“La maggior parte delle connessioni IP iniziano con una query DNS e questo rende il DNS uno dei primi attori fondamentali e centrali nelle comunicazioni fra le applicazioni. Per questo motivo con esso si può garantire un grosso contribuito alla sicurezza delle infrastrutture, dei dati e degli utenti, filtrando specifici siti e destinazioni e controllando l’accesso alle applicazioni”. Così, Fabrizio Tosi, Sales Account Executive di EfficientIP, introduce un caso d’uso delle soluzioni del vendor in uno scenario in cui l’Application Access Control è generalmente associato all’autenticazione dell’utente.
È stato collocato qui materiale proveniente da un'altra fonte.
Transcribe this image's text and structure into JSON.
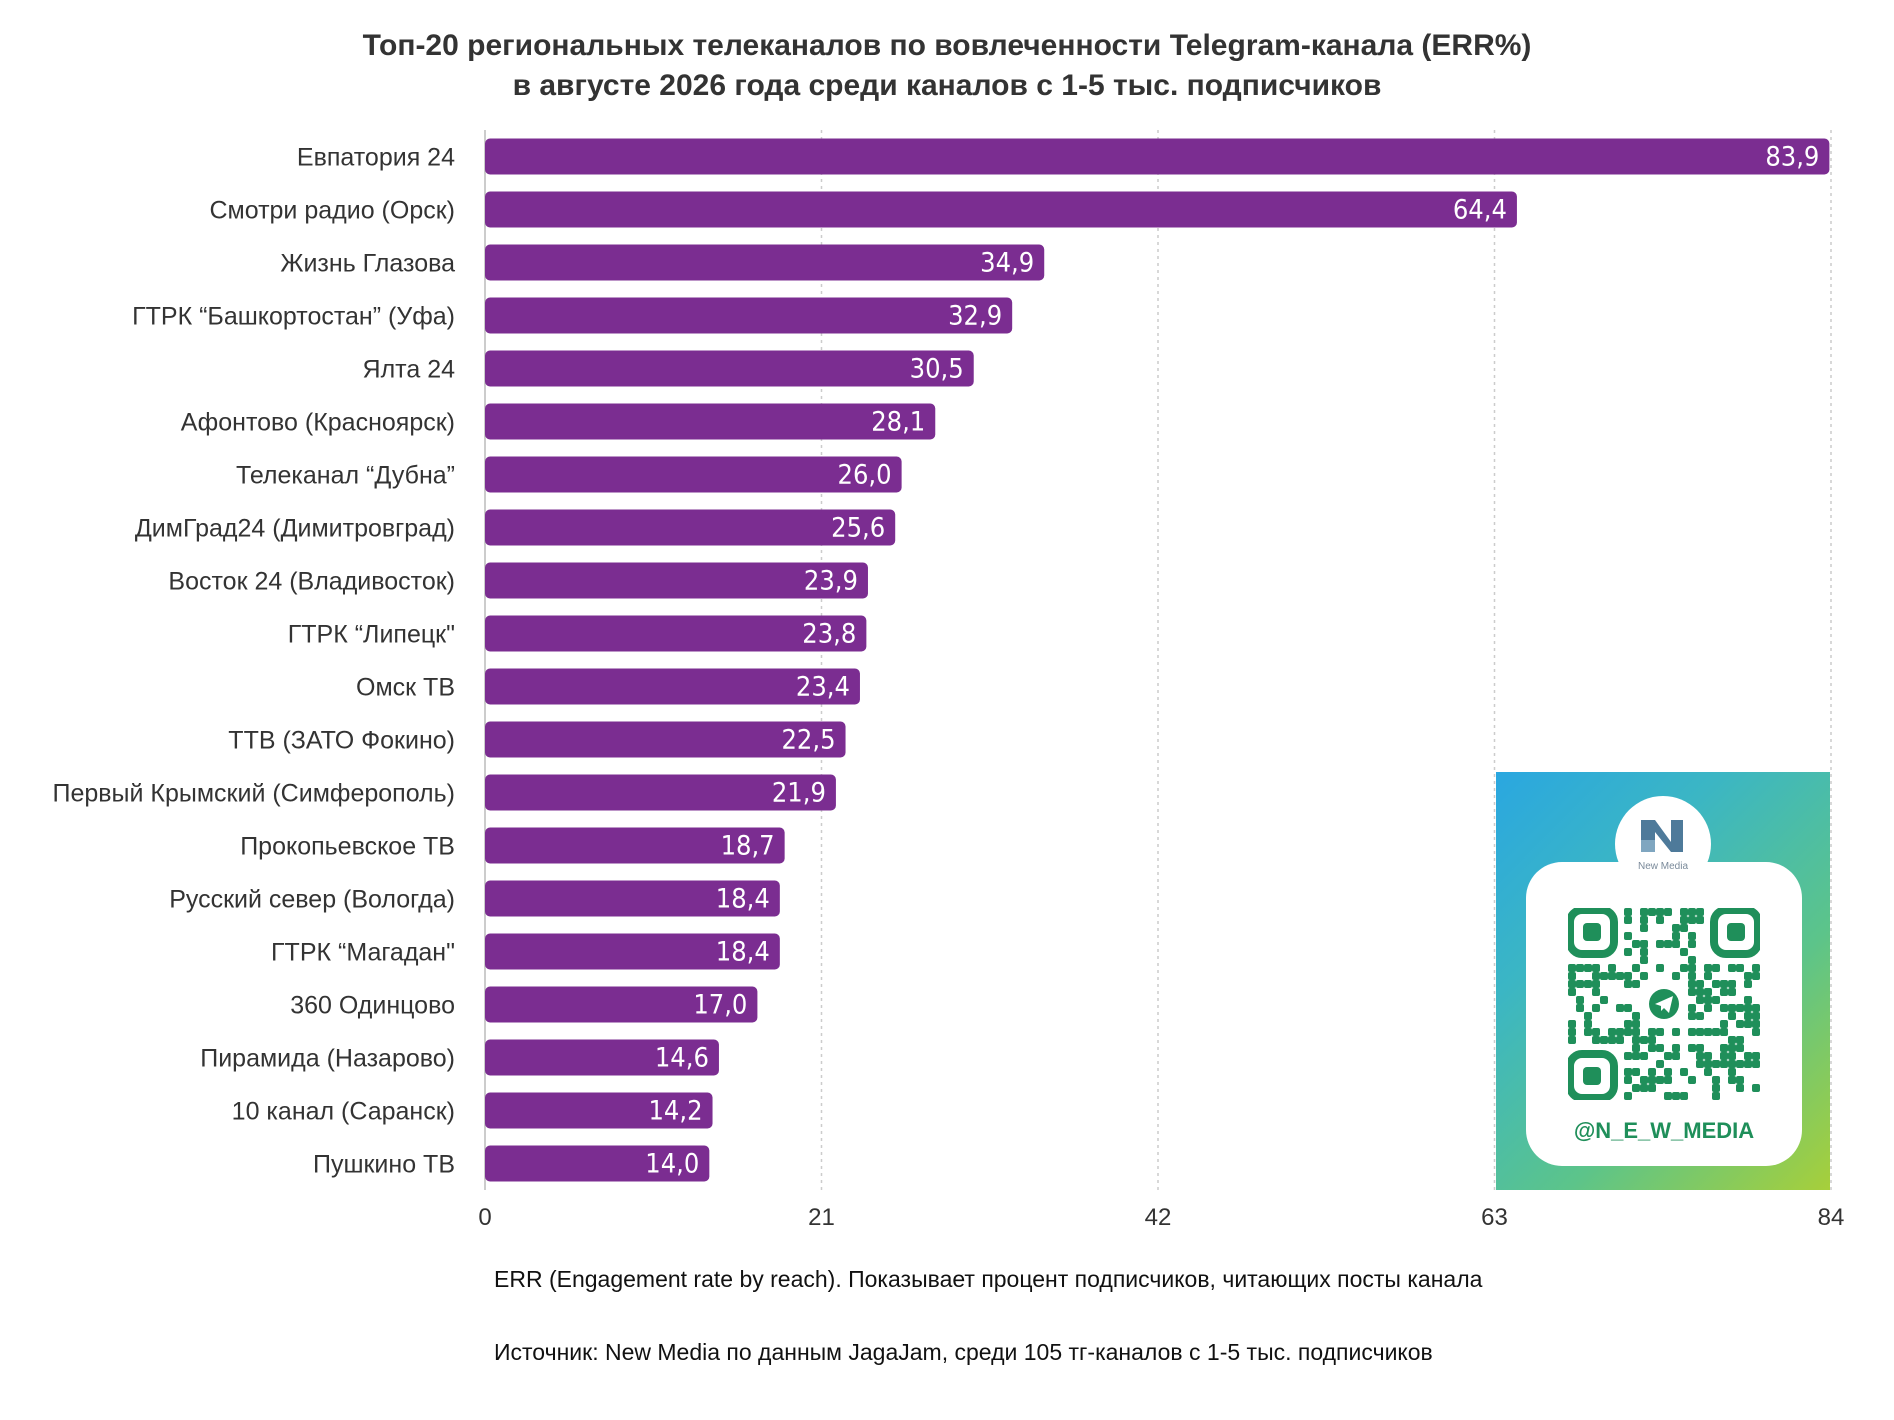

L’idea è che mentre fornire le credenziali di accesso è un servizio standard delle applicazioni, si può fare enforcement sul controllo anche a livello di rete e che distinguere gli utenti autorizzati dai non autorizzati può essere fatto applicandovi dei filtri.
“Il DNS lavora prima che la connessione venga stabilita e applicare dei filtri il prima possibile è un grosso contributo allo Zero Trust”, prosegue Tosi. Andando nel dettaglio, viene spiegato che durante la risoluzione di un dominio, il DNS è in grado di dare una risposta differente usando le RPZ (Response Policy Zone). Queste possono permettere di proteggere un utente da destinazioni malevole o non volute con filtri basati su reputation o feeds di Threat Intelligence. Il filtro via DNS può anche essere utilizzato per proteggere l’infrastruttura e le applicazioni da specifiche sorgenti di rete, limitando l’accesso dei dispositivi a determinate applicazioni o destinazioni.
“La soluzione innovativa di EfficientIP è in grado di filtrare a livello DNS le richieste di risoluzione di un dominio provenienti da un client o da un dispositivo offrendo, in modo esclusivo, la possibilità di fare micro segmentazione di rete in scenari eterogenei”, spiega Alessandro Pilotti, Customer Solutions Architect di EfficientIP. Il riferimento è al DNS Client Query Filtering (CQF) studiato per “permettere di applicare policy DNS su specifici gruppi di client, come ad esempio ‘allow list’ per dispositivi IoT, con connessioni consentite solo verso domini di destinazione conosciuti e validati. Inoltre si possono applicare dei filtri restrittivi su categorie di siti web per user standard e un accesso più libero a specifiche persone.”